MRZs: Malaria Risk Zones; PHCs: Primary Healthcare Centres; GCS: Geographic Coordinate System; GIS: Geographic Information System; LGAs: Local Government Areas.

Introduction

The geographic boundary of malaria transmission is subject to the spatial distribution of the vector, Anopheles mosquitoes, which in turn is a function of the availability of mosquito breeding ground [1]. The risk of having malaria therefore tends to be highest in human dwellings that are in close proximity to potential Anopheles larval breeding grounds [2, 3]. This has resulted in geographic variations in the transmission of malaria, even in the context of a small geographic entity such as a village [4], with the occurrence of clusterings and hotspots areas, characterised with disproportionately high and intense transmission. Malaria clustering tends to increase transmission intensity in a previously less intense malaria transmission zone [5].

The distribution of malaria interventions to populations that are residence in the malaria hotspot zones has been reported to reduce malaria not only within the target zone but also to neighbouring areas [4]. However, an effective targeted allocation of malaria interventions within a geographic area will require a prior investigation of the distribution pattern of malaria with the goal of identifying malaria clustering or hotspot zones within that area [6]. The recent attention received by Geographic Information System (GIS) based malaria mapping studies have improved the understanding of the spatial patterns of the distribution of malaria, which can then be adopted in the design and implementation of malaria control programmes [7].
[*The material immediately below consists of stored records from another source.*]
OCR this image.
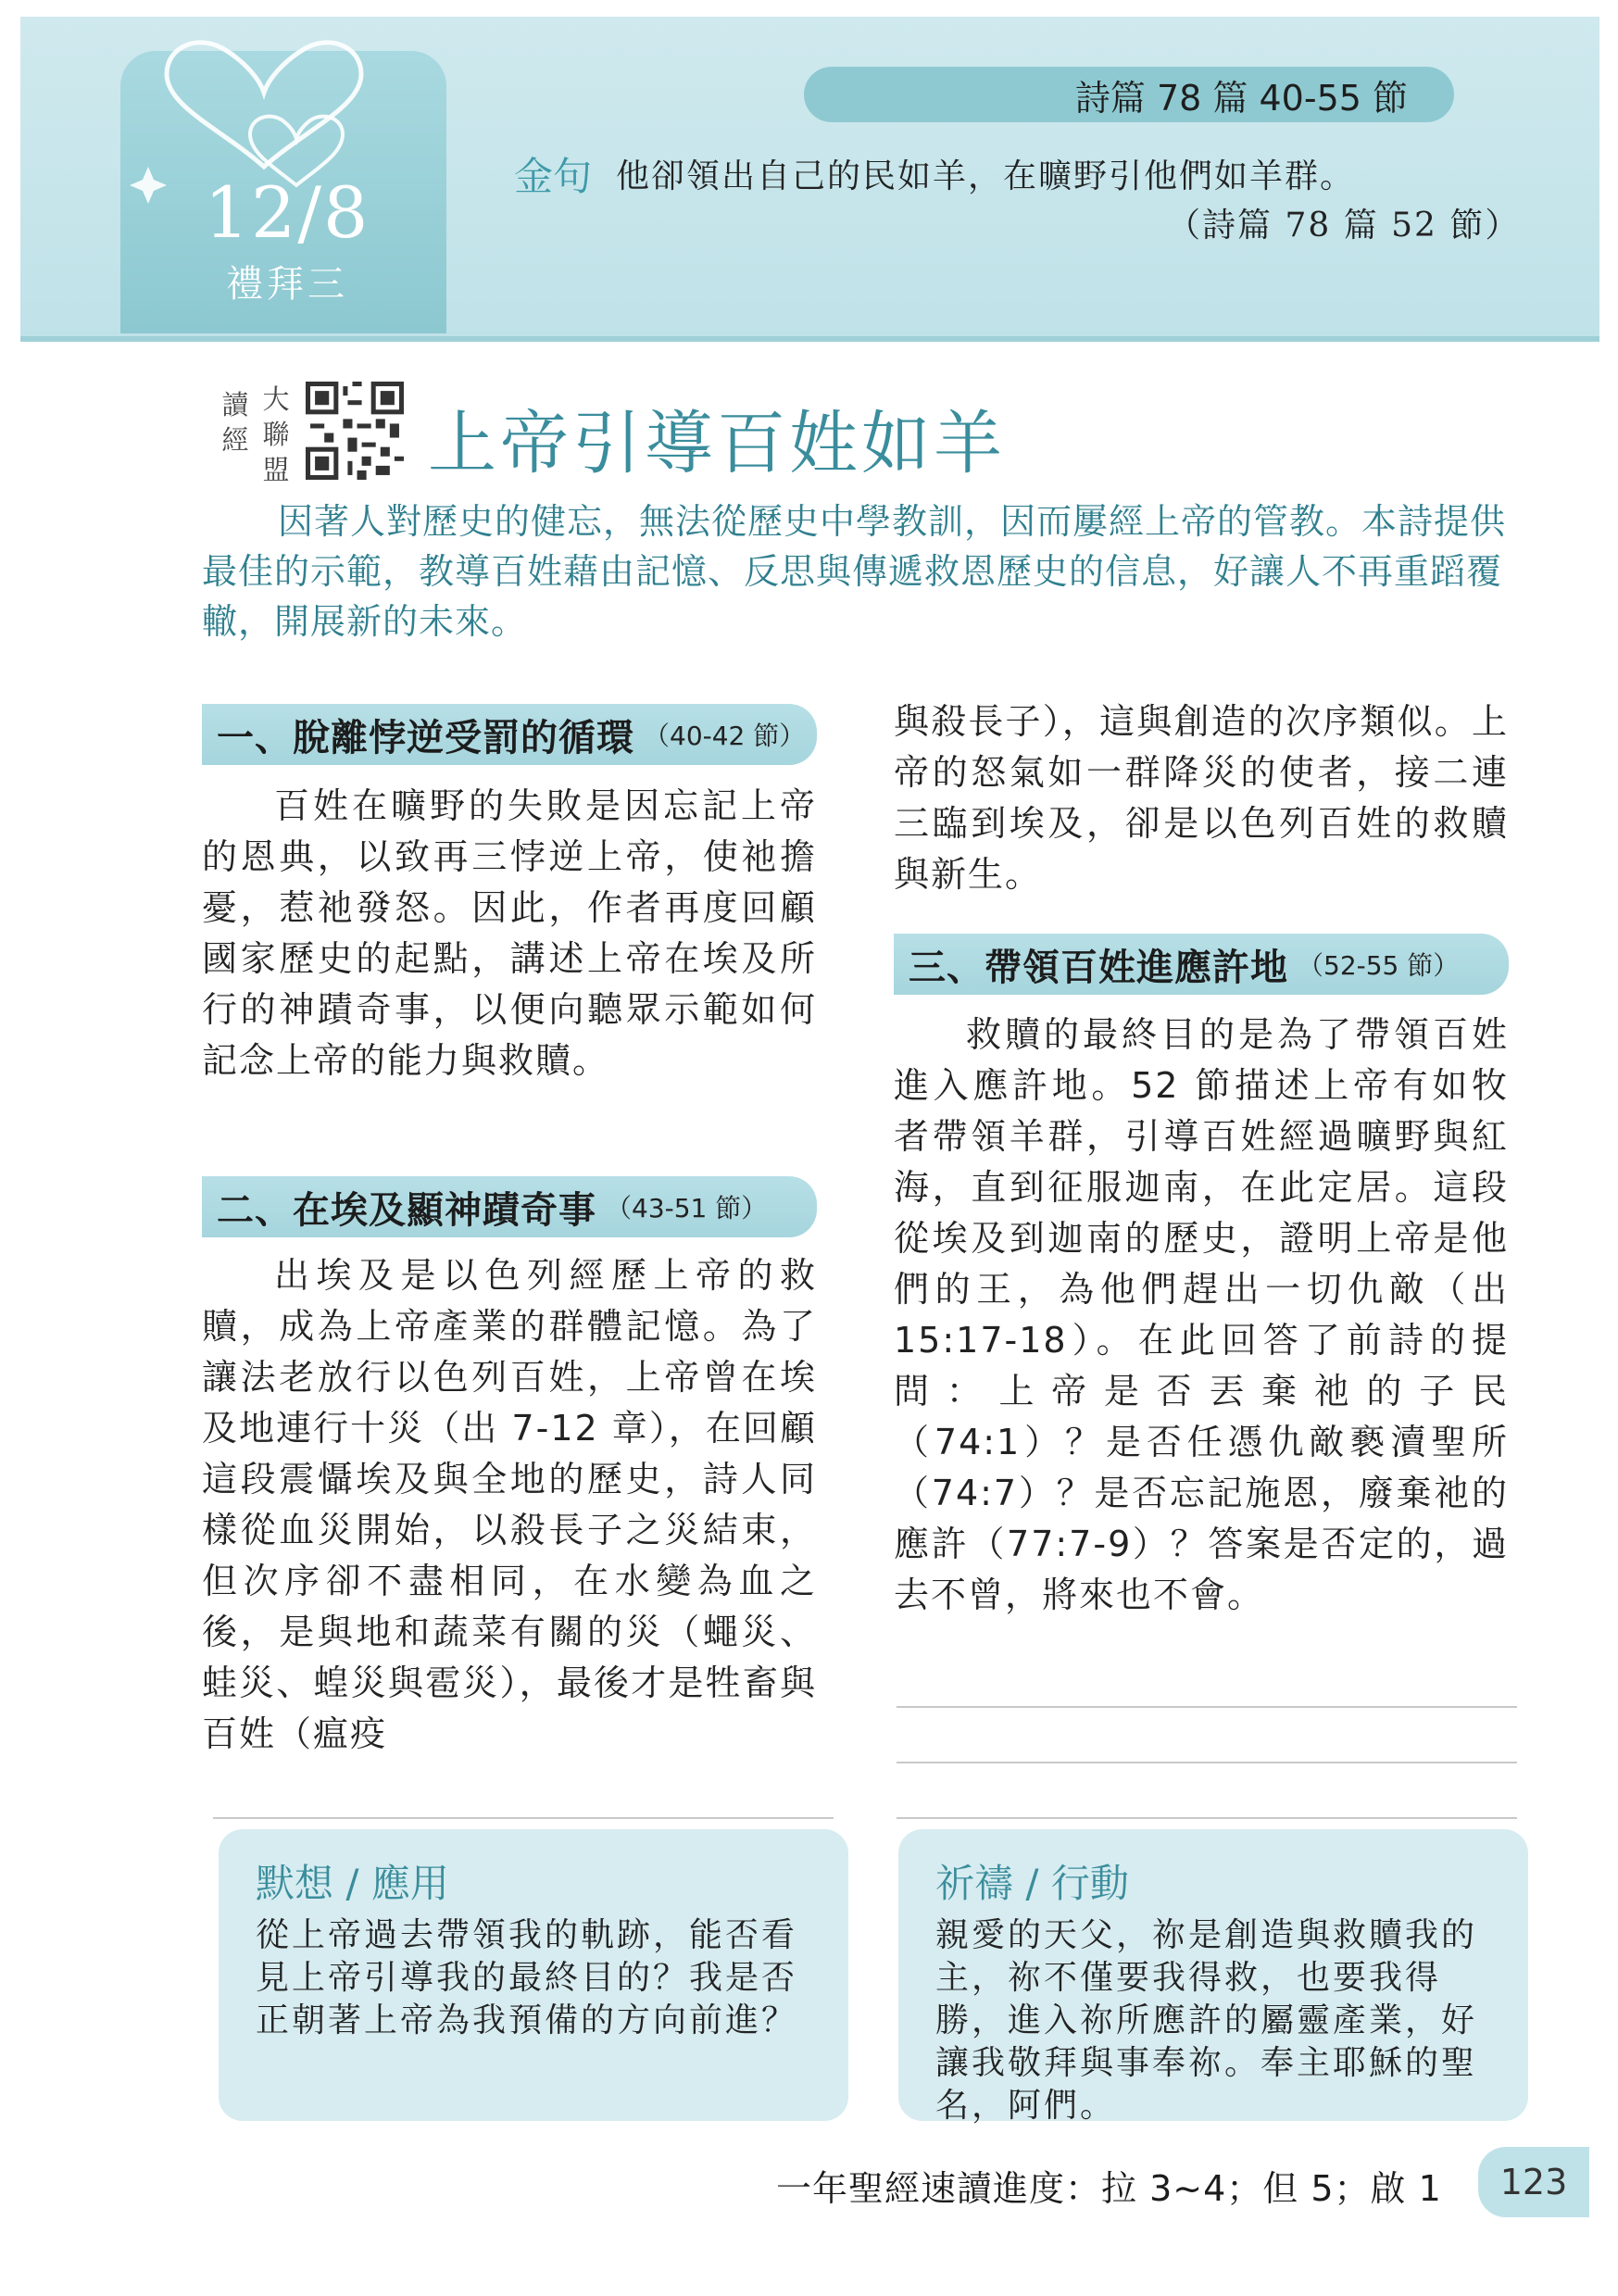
12/8
禮拜三
詩篇 78 篇 40-55 節
金句 他卻領出自己的民如羊，在曠野引他們如羊群。
（詩篇 78 篇 52 節）
讀經
大聯盟 上帝引導百姓如羊
因著人對歷史的健忘，無法從歷史中學教訓，因而屢經上帝的管教。本詩提供最佳的示範，教導百姓藉由記憶、反思與傳遞救恩歷史的信息，好讓人不再重蹈覆轍，開展新的未來。
一、脫離悖逆受罰的循環 （40-42 節）
百姓在曠野的失敗是因忘記上帝的恩典，以致再三悖逆上帝，使祂擔憂，惹祂發怒。因此，作者再度回顧國家歷史的起點，講述上帝在埃及所行的神蹟奇事，以便向聽眾示範如何記念上帝的能力與救贖。
二、在埃及顯神蹟奇事 （43-51 節）
出埃及是以色列經歷上帝的救贖，成為上帝產業的群體記憶。為了讓法老放行以色列百姓，上帝曾在埃及地連行十災（出 7-12 章），在回顧這段震懾埃及與全地的歷史，詩人同樣從血災開始，以殺長子之災結束，但次序卻不盡相同，在水變為血之後，是與地和蔬菜有關的災（蠅災、蛙災、蝗災與雹災），最後才是牲畜與百姓（瘟疫
與殺長子），這與創造的次序類似。上帝的怒氣如一群降災的使者，接二連三臨到埃及，卻是以色列百姓的救贖與新生。
三、帶領百姓進應許地 （52-55 節）
救贖的最終目的是為了帶領百姓進入應許地。52 節描述上帝有如牧者帶領羊群，引導百姓經過曠野與紅海，直到征服迦南，在此定居。這段從埃及到迦南的歷史，證明上帝是他們的王，為他們趕出一切仇敵（出 15:17-18）。在此回答了前詩的提問：上帝是否丟棄祂的子民（74:1）？是否任憑仇敵褻瀆聖所（74:7）？是否忘記施恩，廢棄祂的應許（77:7-9）？答案是否定的，過去不曾，將來也不會。
默想 / 應用
從上帝過去帶領我的軌跡，能否看見上帝引導我的最終目的？我是否正朝著上帝為我預備的方向前進？
祈禱 / 行動
親愛的天父，祢是創造與救贖我的主，祢不僅要我得救，也要我得勝，進入祢所應許的屬靈產業，好讓我敬拜與事奉祢。奉主耶穌的聖名，阿們。
一年聖經速讀進度：拉 3~4；但 5；啟 1	123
Global, continental and national malaria risk maps [8, 9, 10] have successfully promoted the understanding of the spatial distribution patterns of malaria at the global, continental and national scale respectively [9, 11, 12]. However, these maps were based on average estimates, resulting in the generation of homogenous data of the distribution pattern of malaria at the world [13], continent [14] and national [9] scales when in actual fact, geographic variability exists, even when considered within small spatial entity such as a village [15] or settlement [7].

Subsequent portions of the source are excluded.